Many Irish were buried in Bishop’s Burial Ground, just downhill today from the Whitcomb Court housing project near the old city jail. It’s been abandoned for more than a century; the only clues that it was ever more than overgrown shrubs and trees are a pair of brick pillars, which would have once marked the entrance but are now knocked over and partly swallowed by undergrowth. There are no grave markers to be found anywhere. So after building a canal that no one needed, and producing weapons for an army that none of them supported, many of Richmond’s Irish were buried in graves that no one maintained.
How then, as the city burned during the evacuation in April 1865, could the remaining Irish have felt anything but relief? There was no longer any reason to stay in a place that had made a cruel mockery of the ambitions that had brought them there. When the war ended, nearly all of Richmond’s Irish moved to northern cities to seek better, more deserving fates than what they’d endured here.

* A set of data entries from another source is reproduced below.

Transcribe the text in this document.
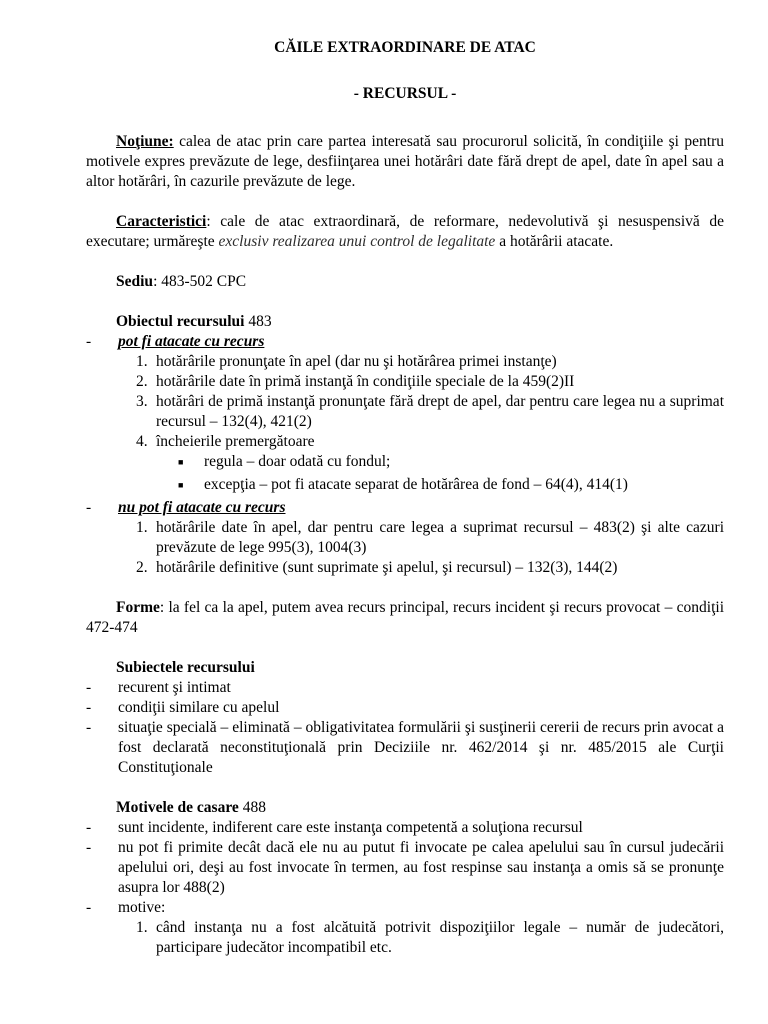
CĂILE EXTRAORDINARE DE ATAC

- RECURSUL -

Noţiune: calea de atac prin care partea interesată sau procurorul solicită, în condiţiile şi pentru motivele expres prevăzute de lege, desfiinţarea unei hotărâri date fără drept de apel, date în apel sau a altor hotărâri, în cazurile prevăzute de lege.

Caracteristici: cale de atac extraordinară, de reformare, nedevolutivă şi nesuspensivă de executare; urmăreşte exclusiv realizarea unui control de legalitate a hotărârii atacate.

Sediu: 483-502 CPC

Obiectul recursului 483

-	pot fi atacate cu recurs
1. hotărârile pronunţate în apel (dar nu şi hotărârea primei instanţe)
2. hotărârile date în primă instanţă în condiţiile speciale de la 459(2)II
3. hotărâri de primă instanţă pronunţate fără drept de apel, dar pentru care legea nu a suprimat recursul – 132(4), 421(2)
4. încheierile premergătoare
■	regula – doar odată cu fondul;
■	excepţia – pot fi atacate separat de hotărârea de fond – 64(4), 414(1)
-	nu pot fi atacate cu recurs
1. hotărârile date în apel, dar pentru care legea a suprimat recursul – 483(2) şi alte cazuri prevăzute de lege 995(3), 1004(3)
2. hotărârile definitive (sunt suprimate şi apelul, şi recursul) – 132(3), 144(2)

Forme: la fel ca la apel, putem avea recurs principal, recurs incident şi recurs provocat – condiţii 472-474

Subiectele recursului

-	recurent şi intimat
-	condiţii similare cu apelul
-	situaţie specială – eliminată – obligativitatea formulării şi susţinerii cererii de recurs prin avocat a fost declarată neconstituţională prin Deciziile nr. 462/2014 şi nr. 485/2015 ale Curţii Constituţionale

Motivele de casare 488

-	sunt incidente, indiferent care este instanţa competentă a soluţiona recursul
-	nu pot fi primite decât dacă ele nu au putut fi invocate pe calea apelului sau în cursul judecării apelului ori, deşi au fost invocate în termen, au fost respinse sau instanţa a omis să se pronunţe asupra lor 488(2)
-	motive:
1. când instanţa nu a fost alcătuită potrivit dispoziţiilor legale – număr de judecători, participare judecător incompatibil etc.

Virtually all that’s left of their time in Richmond are several miles of an unfinished canal, a few sad tombstones in Shockoe Hill Cemetery, and one beautiful church.
* * *
St. Peter’s Church spends much of its days now in shadow, dwarfed by towering apartment and office complexes built alongside it in the 20th century. Its majesty had begun to diminish as early as 1845, when a much larger and more ornate church – St. Paul’s Episcopal Church – was constructed on the other side of the street. But there’s something poetic in this architectural degradation, something both perfect and heartbreaking, something that those who were similarly devalued and humiliated could appreciate.
As the decades passed, a brilliant patina began to coat the church’s bronze dome, and today its color might even bring a rare smile to those who prayed beneath it so many years ago.